By racing past Smith, a hall-of-famer who usually races in California, Gutierrez completed a meteoric rise.

But he also created a series of questions for trainer Bob Baffert, who said simply, “Wow,” as his horse’s sublime run went for naught.

“He ran his race,” Baffert said. “He was there and he just got tired a little bit. He’s only run four times.”

Bodemeister was trying to become the first horse to win the Derby after going unraced as a 2-year-old since 1882.

Second favorite Union Rags, trained by Michael Matz, had a poor trip and did not challenge.

“He broke a step slow and he usually breaks well from the gate,” jockey Julien Leparoux said. “Then he got bumped and we dropped far back. After the first turn and on the backside, I tried to find room inside but I had nowhere to go.”

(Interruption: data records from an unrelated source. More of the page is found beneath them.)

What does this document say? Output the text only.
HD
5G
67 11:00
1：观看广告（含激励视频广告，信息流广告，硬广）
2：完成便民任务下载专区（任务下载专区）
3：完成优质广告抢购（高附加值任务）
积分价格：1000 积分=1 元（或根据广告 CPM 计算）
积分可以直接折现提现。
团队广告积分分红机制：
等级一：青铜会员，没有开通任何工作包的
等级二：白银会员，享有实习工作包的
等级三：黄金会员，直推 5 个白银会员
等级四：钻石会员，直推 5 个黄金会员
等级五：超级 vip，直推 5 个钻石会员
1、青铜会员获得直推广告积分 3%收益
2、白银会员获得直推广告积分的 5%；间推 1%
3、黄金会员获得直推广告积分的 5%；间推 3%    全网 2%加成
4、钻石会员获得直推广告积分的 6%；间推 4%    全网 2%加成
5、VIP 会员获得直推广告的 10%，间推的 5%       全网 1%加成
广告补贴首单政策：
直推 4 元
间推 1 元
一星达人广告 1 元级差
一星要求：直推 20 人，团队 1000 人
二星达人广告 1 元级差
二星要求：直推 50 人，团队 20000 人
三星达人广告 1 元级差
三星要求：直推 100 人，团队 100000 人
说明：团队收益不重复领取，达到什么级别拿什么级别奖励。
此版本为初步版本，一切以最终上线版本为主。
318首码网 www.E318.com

I’ll Have Another — a popular horse among the many imbibers among the record crowd of 165,307 — found that room.

Afterward, his owner was asked if he had other goals.

“I don’t know how, at this point, anything could be bigger than the Kentucky Derby,” Reddam said. “If you hear of something, let me know.”

The people of Baltimore — and horse racing fans everywhere — probably have at least one suggestion.